Just like breast cancer screening was thrown into confusion last year by new guidelines issued by a government task force, prostate cancer screening has a controversy of its own with new recommendations published by the American Cancer Society (ACS).
"You could take out the word mammogram and substitute PSA,” says Bruce Bracken, MD, a professor of surgery in the division of urology at the University of Cincinnati (UC) College of Medicine and a UC Health urologist, referring to the latest controversy.
On March 3, 2010, the ACS published new recommendations urging men to discuss the benefits and risks of prostate cancer screening with the prostate-specific antigen (PSA) blood test and digital rectal exam. The advice is based in large part on early findings from two studies—one American and one European—that cast doubts on the efficacy of screening for the slow-growing cancer.
In the American study, according to the ACS, researchers found little difference in prostate cancer death rates between groups that received annual screenings and groups that received "usual care” (no recommendation for or against screening) in men ages 55 and over. In the European study, researchers found that screening reduced the rate of prostate cancer death by 20 percent but also found that 48 men would need to be treated to prevent one death from prostate cancer.
Richard Albin, PhD, who discovered PSA in 1970, recently wrote a column in the New York Times headlined "The Great Prostate Mistake” in which he called for an end to "inappropriate” use of PSA screening, noting that the annual cost is at least $3 billion. He also pointed out that American men have a 16 percent lifetime chance of receiving a diagnosis of prostate cancer, but only a 3 percent chance of dying from it.
Noting that prostate cancer treatment can have lifelong side effects of incontinence and sexual dysfunction, the ACS now recommends that doctors more heavily involve patients in the decision of whether to get screened for prostate cancer. Such a conversation should begin at age 50, the ACS says. Men at high risk—African-American men and men with a family member diagnosed with prostate cancer before age 65—should begin such conversations at age 45 or even earlier, at age 40, if multiple family members have been diagnosed.
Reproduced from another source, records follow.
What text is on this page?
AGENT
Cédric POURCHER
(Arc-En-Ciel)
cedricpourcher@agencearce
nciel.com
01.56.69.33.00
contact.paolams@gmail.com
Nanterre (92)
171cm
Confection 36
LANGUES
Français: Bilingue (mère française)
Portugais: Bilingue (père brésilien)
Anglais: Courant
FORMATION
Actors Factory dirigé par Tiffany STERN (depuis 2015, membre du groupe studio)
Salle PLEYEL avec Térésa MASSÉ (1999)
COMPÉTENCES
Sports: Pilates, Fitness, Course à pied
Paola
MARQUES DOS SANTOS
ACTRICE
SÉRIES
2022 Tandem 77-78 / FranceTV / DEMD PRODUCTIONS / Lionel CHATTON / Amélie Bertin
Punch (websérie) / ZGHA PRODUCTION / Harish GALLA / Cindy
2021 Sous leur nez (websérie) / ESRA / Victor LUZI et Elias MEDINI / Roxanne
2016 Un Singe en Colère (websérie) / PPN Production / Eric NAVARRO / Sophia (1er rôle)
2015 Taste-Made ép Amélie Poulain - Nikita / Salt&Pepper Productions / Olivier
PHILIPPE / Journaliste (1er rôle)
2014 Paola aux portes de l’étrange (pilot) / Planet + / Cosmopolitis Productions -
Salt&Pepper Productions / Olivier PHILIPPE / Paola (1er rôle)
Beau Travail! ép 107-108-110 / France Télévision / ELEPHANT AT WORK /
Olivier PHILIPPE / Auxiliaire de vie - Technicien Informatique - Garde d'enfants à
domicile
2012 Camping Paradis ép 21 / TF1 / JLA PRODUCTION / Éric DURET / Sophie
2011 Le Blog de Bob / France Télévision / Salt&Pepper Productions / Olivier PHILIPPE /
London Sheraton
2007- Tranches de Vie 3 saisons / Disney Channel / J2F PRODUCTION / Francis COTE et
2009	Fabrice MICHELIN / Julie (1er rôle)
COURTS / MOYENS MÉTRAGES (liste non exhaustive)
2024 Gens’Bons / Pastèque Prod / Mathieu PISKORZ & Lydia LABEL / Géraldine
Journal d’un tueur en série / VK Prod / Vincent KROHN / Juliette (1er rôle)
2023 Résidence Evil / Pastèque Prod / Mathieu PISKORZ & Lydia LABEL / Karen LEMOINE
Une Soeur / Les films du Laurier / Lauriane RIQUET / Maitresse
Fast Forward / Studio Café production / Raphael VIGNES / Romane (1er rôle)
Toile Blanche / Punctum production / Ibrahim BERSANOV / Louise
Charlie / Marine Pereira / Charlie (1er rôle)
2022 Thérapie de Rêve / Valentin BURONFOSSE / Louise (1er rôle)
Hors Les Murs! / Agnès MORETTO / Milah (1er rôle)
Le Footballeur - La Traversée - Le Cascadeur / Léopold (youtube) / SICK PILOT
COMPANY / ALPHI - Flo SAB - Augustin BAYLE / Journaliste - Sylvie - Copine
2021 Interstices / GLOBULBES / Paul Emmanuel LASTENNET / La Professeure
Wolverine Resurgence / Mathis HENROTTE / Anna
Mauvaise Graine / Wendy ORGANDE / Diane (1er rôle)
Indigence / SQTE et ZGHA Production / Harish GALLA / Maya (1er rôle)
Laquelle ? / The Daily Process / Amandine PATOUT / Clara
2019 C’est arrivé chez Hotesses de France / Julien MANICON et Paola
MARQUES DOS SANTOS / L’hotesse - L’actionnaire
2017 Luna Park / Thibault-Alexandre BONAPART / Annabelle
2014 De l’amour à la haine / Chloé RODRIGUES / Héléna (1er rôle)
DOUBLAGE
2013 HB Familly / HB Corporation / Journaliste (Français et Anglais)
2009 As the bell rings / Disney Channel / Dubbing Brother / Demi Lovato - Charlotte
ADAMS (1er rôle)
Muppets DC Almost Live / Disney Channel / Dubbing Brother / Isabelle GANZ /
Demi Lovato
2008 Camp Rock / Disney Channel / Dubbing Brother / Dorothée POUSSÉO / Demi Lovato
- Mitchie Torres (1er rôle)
"Screening of course costs money, causes a lot of treatment and causes a lot of anxiety,” Bracken says, "but the strongest proponents of cancer screening are the people whose cancers have been screen-detected.
"It’s one thing to ask if the life expectancy of American men will be longer if we do PSA screening,” he adds. "But it’s quite a different matter if the question becomes, ‘Will the life of Mr. Smith be longer?’”
A typical patient who undergoes the PSA blood test and has an abnormal result, Bracken says, would likely be asked to have the test repeated to rule out a laboratory mistake. If the result was still abnormal and the patient had a 10-year or more life expectancy, a biopsy would be recommended (Bracken agrees with the ACS that men with less than a 10-year life expectancy should not be offered screening because the risks outweigh the benefits). Based on the result of the biopsy (an office procedure that takes five to 10 minutes), treatment options would be discussed.
"I’m old enough to remember the days before prostate cancer screening when an otherwise healthy person would come in with a pain in his back and find out that he had widespread prostate cancer that he would ultimately die from,” says Bracken. "Because of prostate screening, we hardly ever see that anymore.”
As for the digital rectal exam, Bracken says that in addition to its role in prostate cancer screening it can also discover anal or rectal cancers and fistulas (abnormal openings between two organs) of the anus or rectum, which are commonly caused by inflammatory bowel disease.
Ultimately, Bracken says, the goal of prostate cancer treatment should be to eliminate invasive forms of surgery and lessen the impact of radiation therapy to the point where prostate cancer treatment is no more innocuous than removing a skin lesion.
"We’re not there yet,” he says. "In the meantime, we should continue to evolve and find treatments that don’t negatively affect the patient’s quality of life.”